Our study has several limitations. First, the intervention and control
periods were not entirely analogous, since the number of admissions and the
hospital census were higher during the control periods. The higher census
may have prompted shorter LOS (in an effort to open beds), potentially decreasing
the relative effect of the application on LOS. Second, the calculation of
creatinine clearance by the Cockcroft-Gault formula may not accurately reflect
renal function under nonsteady-state conditions (ie, with increasing or decreasing
serum creatinine concentrations). In other words, the Cockcroft-Gault formula
may overestimate renal function when the serum creatinine is increasing, and
underestimate renal function when the serum creatinine is decreasing. However,
this misclassification should have affected individuals equally during the
intervention and control periods, and would tend to diminish the effect of
any intervention toward the null. Third, we did not consider the degree to
which individual orders differed from those considered optimal by the application's
definitions. In other words, we would have expected that dose-list modification
by the application would have led to a larger fraction of near-miss orders
during intervention periods, but due to the immense number of orders and resource
constraints, these were not calculated. Fourth, the program did not send notices
(pages or e-mails) to clinicians as soon as it had evidence of worsening renal
function, as did that of Rind et al,13 but
only alerted the clinician at the next occasion when the clinician was ordering
a medication. Finally, since the intervention was tested at a teaching hospital
where house officers write the majority of medication orders, the results
may not be generalizable to other, nonteaching hospital settings.

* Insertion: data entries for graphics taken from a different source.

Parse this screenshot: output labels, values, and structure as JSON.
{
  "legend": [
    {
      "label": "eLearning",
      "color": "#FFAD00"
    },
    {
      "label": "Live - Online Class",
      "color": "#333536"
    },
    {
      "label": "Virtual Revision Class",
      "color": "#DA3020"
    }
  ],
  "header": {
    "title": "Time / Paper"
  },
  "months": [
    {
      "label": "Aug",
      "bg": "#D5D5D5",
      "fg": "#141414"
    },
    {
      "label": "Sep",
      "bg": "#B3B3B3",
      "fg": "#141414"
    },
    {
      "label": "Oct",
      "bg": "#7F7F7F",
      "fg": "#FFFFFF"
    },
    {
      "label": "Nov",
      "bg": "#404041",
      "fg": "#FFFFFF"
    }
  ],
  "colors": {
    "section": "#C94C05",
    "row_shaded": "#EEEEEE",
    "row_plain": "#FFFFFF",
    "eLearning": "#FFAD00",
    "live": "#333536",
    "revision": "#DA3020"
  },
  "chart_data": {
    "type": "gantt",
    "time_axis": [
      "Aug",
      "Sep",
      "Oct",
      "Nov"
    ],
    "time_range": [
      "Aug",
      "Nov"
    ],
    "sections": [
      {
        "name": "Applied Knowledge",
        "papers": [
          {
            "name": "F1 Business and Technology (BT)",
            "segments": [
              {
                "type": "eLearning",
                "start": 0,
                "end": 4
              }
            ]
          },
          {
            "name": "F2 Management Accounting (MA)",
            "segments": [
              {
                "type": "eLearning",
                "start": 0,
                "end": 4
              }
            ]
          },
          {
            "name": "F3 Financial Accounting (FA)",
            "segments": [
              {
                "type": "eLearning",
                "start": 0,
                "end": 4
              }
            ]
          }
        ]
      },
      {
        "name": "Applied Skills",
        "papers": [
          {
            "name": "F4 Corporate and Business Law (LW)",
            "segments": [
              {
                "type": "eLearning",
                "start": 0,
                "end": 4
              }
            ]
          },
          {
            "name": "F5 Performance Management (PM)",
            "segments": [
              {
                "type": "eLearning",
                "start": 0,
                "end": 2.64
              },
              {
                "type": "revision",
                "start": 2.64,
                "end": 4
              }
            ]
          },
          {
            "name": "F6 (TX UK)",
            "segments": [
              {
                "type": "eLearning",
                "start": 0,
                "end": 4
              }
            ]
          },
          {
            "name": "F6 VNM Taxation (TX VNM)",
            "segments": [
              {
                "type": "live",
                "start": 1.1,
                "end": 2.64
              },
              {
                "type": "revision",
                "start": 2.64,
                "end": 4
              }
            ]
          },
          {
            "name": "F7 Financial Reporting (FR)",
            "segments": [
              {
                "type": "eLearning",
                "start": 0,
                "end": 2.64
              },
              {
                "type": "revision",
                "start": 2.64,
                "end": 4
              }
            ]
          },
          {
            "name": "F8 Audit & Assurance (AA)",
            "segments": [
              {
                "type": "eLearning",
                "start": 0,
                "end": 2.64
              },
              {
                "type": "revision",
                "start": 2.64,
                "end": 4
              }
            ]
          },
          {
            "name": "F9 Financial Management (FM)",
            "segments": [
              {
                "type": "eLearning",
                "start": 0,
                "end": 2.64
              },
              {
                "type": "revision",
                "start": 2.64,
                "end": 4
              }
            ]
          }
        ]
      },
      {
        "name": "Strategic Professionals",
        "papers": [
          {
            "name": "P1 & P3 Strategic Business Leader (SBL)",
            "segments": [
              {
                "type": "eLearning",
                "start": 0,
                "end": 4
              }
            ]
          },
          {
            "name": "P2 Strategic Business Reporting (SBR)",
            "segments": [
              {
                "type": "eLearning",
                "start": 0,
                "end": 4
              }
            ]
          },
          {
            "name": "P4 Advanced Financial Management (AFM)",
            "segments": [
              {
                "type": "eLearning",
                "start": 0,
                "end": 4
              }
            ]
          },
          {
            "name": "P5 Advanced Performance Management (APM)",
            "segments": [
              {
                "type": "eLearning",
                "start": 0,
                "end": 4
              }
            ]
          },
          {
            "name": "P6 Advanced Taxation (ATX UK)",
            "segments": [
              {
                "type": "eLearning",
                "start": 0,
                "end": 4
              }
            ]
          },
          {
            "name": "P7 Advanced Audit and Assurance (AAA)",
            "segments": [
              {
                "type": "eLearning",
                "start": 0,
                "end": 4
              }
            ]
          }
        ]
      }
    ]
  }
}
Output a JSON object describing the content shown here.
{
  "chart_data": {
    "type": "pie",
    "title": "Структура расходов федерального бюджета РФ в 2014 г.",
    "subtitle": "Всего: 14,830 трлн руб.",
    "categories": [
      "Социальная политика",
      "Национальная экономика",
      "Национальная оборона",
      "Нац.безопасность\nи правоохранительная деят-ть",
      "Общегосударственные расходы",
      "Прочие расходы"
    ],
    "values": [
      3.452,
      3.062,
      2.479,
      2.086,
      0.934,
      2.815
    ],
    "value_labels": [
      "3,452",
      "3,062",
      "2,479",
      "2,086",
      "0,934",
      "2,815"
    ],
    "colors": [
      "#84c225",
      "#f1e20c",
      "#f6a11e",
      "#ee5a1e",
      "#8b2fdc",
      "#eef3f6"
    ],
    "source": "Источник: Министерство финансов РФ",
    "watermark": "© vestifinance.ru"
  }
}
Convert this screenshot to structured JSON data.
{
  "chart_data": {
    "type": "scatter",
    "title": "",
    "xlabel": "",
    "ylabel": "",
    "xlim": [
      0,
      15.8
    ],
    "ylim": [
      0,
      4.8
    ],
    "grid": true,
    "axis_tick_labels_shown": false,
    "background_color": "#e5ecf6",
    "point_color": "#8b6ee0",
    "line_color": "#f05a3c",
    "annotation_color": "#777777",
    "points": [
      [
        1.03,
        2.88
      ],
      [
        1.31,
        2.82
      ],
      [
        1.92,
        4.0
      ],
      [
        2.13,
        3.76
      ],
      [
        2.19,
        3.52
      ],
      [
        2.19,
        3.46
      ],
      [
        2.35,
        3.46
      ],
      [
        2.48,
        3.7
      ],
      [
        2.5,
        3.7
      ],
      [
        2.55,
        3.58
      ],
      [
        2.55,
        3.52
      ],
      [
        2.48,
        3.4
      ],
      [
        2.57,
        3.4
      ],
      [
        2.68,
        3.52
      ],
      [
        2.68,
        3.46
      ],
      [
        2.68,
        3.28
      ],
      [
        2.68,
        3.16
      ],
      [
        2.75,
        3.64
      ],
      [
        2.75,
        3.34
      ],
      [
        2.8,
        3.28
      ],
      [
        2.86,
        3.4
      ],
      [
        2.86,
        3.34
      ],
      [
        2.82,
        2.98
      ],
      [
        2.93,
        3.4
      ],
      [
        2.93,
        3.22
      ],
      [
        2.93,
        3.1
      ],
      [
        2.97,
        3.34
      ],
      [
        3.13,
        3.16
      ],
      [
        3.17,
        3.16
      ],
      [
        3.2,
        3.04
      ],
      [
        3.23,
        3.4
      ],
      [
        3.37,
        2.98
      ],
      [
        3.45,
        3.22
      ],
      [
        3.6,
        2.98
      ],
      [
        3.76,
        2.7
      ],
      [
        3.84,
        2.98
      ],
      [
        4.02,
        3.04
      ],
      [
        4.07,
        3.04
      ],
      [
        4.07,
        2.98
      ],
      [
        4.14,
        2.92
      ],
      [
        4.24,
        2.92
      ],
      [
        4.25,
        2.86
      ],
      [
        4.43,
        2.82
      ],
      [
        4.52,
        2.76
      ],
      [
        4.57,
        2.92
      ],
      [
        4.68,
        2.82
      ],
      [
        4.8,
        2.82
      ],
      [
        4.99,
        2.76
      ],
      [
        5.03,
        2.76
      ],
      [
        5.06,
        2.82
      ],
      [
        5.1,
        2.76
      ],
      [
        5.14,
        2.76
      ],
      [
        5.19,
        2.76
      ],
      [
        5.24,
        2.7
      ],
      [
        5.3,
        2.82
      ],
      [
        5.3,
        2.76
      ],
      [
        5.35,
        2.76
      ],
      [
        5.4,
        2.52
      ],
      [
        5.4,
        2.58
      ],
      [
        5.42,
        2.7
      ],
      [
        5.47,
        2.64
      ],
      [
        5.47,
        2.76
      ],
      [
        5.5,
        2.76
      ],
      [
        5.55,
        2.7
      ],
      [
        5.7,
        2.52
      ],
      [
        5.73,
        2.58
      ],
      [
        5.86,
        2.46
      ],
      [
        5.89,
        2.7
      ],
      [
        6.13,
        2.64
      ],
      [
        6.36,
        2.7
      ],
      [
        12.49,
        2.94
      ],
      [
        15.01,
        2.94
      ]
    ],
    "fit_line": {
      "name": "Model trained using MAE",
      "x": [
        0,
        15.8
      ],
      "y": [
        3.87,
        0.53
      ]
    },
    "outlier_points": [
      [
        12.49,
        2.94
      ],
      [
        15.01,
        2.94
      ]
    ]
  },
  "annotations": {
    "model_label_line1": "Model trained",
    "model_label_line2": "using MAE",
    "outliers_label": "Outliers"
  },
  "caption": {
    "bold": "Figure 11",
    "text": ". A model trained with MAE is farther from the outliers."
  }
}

In summary, a computer order entry-based application to guide medication
dose and frequency choices for inpatients with renal insufficiency was tested
and resulted in a significant improvement in the appropriateness of drug prescription.
Provision of real-time advice in drug prescription may prove to be among the
most useful applications of medical informatics technology. Such applications
may provide clinicians "a better cockpit" and results in enhanced safety and
increased efficiency at minimal cost, with little intrusion into practice.